As before the inking is done with Rotring and Steadler technical pens so that I can maintain as crisp a line quality as possible and there is no ink bleeding on the thin Bristol Board I use. Because the ink is similar to Shelac based Chinese ink, it is very black which is a great help. You don’t have to go over everything twice to get great opacity and it’s just about sturdy enough to cope with tidying up the drawing with a small eraser after you’ve finished. The creation of printable artwork for shirt printing requires these drawings to be scanned and converted to vector paths in a graphics package, so the cleaner and crisper the initial scan the better. I’ll talk more about the whole vectorising thing in a later post.

I hope you like todays pictures and thanks for visiting the blog.

A good pen is an expensive tool, look after it.
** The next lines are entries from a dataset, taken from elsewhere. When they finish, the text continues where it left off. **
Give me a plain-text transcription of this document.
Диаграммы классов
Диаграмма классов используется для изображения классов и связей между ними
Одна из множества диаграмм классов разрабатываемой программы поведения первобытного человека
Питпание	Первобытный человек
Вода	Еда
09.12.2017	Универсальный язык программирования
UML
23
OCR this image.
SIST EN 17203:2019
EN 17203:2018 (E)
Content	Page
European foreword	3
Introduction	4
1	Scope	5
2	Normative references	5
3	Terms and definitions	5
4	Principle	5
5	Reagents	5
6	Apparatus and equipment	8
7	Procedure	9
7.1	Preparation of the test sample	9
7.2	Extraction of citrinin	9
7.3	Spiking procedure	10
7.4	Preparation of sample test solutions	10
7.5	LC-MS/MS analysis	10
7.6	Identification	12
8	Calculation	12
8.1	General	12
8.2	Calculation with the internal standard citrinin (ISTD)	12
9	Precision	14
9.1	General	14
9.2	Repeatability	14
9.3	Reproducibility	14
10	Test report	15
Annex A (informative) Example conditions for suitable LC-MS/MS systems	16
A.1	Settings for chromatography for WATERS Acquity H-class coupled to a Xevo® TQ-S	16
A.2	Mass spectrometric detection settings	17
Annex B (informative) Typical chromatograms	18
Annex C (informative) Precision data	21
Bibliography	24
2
The finished workshop polo shirt.

The finished workshop polo shirt.

So here is the shirt design for Bill Bunn Motorcycles, my local bike shop, in its finished form. The guys very kindly gave me a polo shirt in way of payment, which makes one feel very good about the idea of bartering. The quality of the screen printing is really good and the level of line and detail they have managed to keep is very high. A great result.

This black and white block reductive drawing is becoming strangely addictive. Partly I think it has to do with the process being quite quick, you see results quite fast but, it also has much to do with the simple pleasure of pen use and the decision making process. Areas of the drawing are either black or white and that’s it, this way or that, simple. As more drawings take shape it becomes easier to decide which way to go, ones ability to “see” what gets left out becomes clearer. It is amazing how the eye and brain are able to build a complete image from only a rather basic framework of information.

Big_Ink_CB750©JonTremlett2015

This activity is also helping me to complete some drawings which have been lying dormant in the drawing chest because I couldn’t decide on how to finish them. This indecision invariably comes from a lack of confidence and a worry about messing something up having invested a great deal of time and effort into it. For some reason this temerity seems to disappear once I start thinking of completing them in this style. One example is the drawing above. It must have sat in the drawer for about a year while I dithered over the final execution. However, armed with a couple of freshly filled Rotring pens it all came together rather quickly. there is still some background to complete to bring it on a bit further but essentially a neglected work has taken on new life.

Techy pens1

One aspect of working in this way is that I’ve realised that I actually have a rather unhealthy pen fetish! I’m actually a bit of a technical pen nerd in reality. It is a necessary part of using these things that one has to be rather fastidious about their cleanliness in order to get the best out of them, and I find myself enjoying this often messy job. There’s something terribly satisfying about making the first lines after a thorough clean and refill of my most oft used pen. What strikes me as a bit excessive is why I have to have so many of the things? At least a dozen at the last count, though not all are in working order. Long neglected at the bottom of a drawer, one or two are utterly dried up and solid with ink residue, a rock hard shellac like substance that seems to be impervious to most solvents. Prolonged soaking in cleaning fluid, often weeks, helps to release things but often the smaller sized nibs are beyond help. I have no idea why I have so many, like many bits of drawing equipment we just seem to accumulate them unwittingly over time. I remember purchasing my original Rotring box set over 30 years ago, second hand from a market stall but where the others have come from is anyones guess. Likely bought because I’d forgotten I had that size already or they were so bunged up I just went and got a new one rather than bother cleaning them out. Profligate and lazy days to be sure. One thing being a freelancer teaches you though, is looking after your stuff so hopefully m nibs can look forward to a more pampered and productive life from here on.